Rotate cluster certificates

    Introduction

    Kubernetes uses PKI certificates for authentication over TLS. Lokomotive generates the required certificates automatically, and the Certificate Authority (CA) has an expiration date of 1 year by default. To continue operating the cluster, please rotate the certificates before their expiration date.

    This document provides a step by step guide on rotating the cluster certificates.

    Prerequisites

    • A Lokomotive cluster accessible via kubectl
    • The OpenSSL CLI tool

    Steps

    Step 1: Check current CA expiration date

    Find out the address of the cluster:

    kubectl cluster-info
    

    Check expiration date of the cluster CA certificate:

    openssl s_client -connect cluster.example.com:6443 -servername cluster.example.com 2> /dev/null | openssl x509 -noout  -dates
    

    The output will be similar to the following:

    notBefore=May 16 15:13:58 2020 GMT
    notAfter=May 16 15:13:58 2021 GMT
    

    The date in the notAfter line is the expiration date of the cluster CA certificate.

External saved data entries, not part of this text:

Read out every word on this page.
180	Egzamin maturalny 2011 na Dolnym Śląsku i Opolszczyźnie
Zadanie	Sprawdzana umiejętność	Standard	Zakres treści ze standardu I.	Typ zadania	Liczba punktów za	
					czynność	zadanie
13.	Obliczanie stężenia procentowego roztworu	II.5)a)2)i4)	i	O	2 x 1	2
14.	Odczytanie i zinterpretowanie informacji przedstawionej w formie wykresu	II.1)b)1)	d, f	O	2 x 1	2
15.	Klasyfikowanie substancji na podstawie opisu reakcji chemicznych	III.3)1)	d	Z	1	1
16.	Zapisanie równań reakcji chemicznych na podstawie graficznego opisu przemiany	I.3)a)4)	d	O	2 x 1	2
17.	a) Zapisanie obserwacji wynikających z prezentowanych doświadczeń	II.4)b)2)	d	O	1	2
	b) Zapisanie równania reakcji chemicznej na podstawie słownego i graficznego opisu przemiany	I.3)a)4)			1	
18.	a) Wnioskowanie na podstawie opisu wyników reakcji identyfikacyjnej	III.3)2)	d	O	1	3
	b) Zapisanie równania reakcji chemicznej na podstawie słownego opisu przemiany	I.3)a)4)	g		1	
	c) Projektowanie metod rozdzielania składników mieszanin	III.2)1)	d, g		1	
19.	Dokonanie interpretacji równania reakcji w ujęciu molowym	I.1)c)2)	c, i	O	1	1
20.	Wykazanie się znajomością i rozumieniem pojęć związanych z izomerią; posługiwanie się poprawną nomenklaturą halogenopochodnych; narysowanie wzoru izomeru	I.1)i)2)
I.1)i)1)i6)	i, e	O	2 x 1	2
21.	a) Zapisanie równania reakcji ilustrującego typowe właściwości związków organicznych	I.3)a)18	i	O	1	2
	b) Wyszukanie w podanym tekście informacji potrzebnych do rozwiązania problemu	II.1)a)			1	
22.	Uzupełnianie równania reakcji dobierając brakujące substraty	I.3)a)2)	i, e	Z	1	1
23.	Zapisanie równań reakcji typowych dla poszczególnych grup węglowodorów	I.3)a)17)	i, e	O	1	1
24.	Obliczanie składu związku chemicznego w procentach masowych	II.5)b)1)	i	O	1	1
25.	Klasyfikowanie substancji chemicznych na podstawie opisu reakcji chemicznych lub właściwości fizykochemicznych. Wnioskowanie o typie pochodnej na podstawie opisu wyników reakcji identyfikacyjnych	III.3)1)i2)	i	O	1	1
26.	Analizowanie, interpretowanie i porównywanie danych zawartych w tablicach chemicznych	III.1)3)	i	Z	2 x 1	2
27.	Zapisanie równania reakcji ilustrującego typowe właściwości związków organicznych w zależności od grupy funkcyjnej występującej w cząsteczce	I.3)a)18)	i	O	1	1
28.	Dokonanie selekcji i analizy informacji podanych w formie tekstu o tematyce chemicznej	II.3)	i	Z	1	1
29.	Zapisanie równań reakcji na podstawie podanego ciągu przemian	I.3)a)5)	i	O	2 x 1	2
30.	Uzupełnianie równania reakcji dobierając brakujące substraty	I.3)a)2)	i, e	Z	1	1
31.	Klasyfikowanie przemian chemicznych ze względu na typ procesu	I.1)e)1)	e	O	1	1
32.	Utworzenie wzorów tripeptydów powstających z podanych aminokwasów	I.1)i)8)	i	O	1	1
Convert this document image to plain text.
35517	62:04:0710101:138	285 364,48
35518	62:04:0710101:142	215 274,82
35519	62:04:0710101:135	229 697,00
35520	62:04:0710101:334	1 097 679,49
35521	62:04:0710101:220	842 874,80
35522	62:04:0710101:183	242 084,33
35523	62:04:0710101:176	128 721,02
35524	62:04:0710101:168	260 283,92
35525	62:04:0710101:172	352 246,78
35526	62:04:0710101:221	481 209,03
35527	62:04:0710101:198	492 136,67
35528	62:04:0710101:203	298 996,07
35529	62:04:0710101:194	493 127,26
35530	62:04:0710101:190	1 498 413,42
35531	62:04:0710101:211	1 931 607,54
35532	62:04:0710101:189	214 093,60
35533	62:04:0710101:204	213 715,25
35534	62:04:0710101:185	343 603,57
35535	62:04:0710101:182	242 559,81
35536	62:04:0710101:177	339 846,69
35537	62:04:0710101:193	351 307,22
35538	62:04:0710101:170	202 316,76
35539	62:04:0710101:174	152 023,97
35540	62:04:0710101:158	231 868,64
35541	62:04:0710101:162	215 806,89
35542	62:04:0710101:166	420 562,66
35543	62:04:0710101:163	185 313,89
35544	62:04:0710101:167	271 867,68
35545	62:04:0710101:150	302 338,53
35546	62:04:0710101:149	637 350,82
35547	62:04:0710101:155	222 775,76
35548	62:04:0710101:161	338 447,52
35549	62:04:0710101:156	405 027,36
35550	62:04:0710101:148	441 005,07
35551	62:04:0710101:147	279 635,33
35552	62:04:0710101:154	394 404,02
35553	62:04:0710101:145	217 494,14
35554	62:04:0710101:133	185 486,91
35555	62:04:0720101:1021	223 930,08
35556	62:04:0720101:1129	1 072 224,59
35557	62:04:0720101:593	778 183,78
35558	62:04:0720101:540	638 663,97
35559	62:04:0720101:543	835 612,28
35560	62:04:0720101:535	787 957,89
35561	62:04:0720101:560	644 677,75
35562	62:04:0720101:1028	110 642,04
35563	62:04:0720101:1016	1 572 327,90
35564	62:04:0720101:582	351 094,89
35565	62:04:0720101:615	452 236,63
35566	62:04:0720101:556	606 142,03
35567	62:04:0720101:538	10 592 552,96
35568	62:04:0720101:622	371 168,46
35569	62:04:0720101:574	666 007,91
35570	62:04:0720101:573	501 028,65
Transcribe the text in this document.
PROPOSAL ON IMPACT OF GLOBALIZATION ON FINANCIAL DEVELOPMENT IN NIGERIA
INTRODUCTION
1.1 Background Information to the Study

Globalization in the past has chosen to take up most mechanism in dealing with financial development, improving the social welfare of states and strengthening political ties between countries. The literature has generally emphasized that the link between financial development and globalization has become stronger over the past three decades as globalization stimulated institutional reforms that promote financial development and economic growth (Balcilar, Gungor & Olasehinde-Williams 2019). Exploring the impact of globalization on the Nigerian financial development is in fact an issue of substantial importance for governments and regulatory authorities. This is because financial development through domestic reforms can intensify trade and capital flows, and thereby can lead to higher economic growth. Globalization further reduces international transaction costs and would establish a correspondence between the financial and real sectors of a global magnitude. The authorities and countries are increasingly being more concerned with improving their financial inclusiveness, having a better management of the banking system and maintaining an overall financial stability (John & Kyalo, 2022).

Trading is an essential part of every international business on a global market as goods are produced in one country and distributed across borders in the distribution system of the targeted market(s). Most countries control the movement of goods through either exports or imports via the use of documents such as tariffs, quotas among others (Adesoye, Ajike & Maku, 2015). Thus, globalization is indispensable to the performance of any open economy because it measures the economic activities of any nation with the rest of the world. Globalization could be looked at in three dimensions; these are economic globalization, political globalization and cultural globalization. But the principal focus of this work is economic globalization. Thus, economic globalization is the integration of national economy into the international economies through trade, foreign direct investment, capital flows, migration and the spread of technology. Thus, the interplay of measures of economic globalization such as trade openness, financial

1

    Step 2: Rotate certificates

    Lokoctl transfers the newly generated certificates to the controller nodes over SSH. Run the following command to load one of the SSH keys specified in the cluster configuration (in this case ~/.ssh/id_rsa):

    eval "$(ssh-agent)"
    ssh-add ~/.ssh/id_rsa
    

    NOTE: For an Equinix Metal based cluster, the public IP address of the client machine — the machine where you will run lokoctl from — should be in the management_cidrs.

    Run the lokoctl certificate rotation command:

    lokoctl cluster certificate rotate
    

    Lokomotive will make sure your cluster is up to date and will start the certificate rotation process. This process takes about 20 minutes and will restart the cluster control plane components several times, so you might lose access to the cluster in a non-HA setup.

    Step 3: Check new CA expiration date

    Run the same command as in Step 1 and check the CA certificate has a new expiration date 1 year from now:

    openssl s_client -connect cluster.example.com:6443 -servername cluster.example.com 2> /dev/null | openssl x509 -noout  -dates
    

    Assuming we rotated certificates on May 12 2021, the output should be similar to the following:

    notBefore=May 12 09:13:58 2021 GMT
    notAfter=May 12 09:13:58 2022 GMT
    

    Note the expiration date is one year after the time we did the rotation.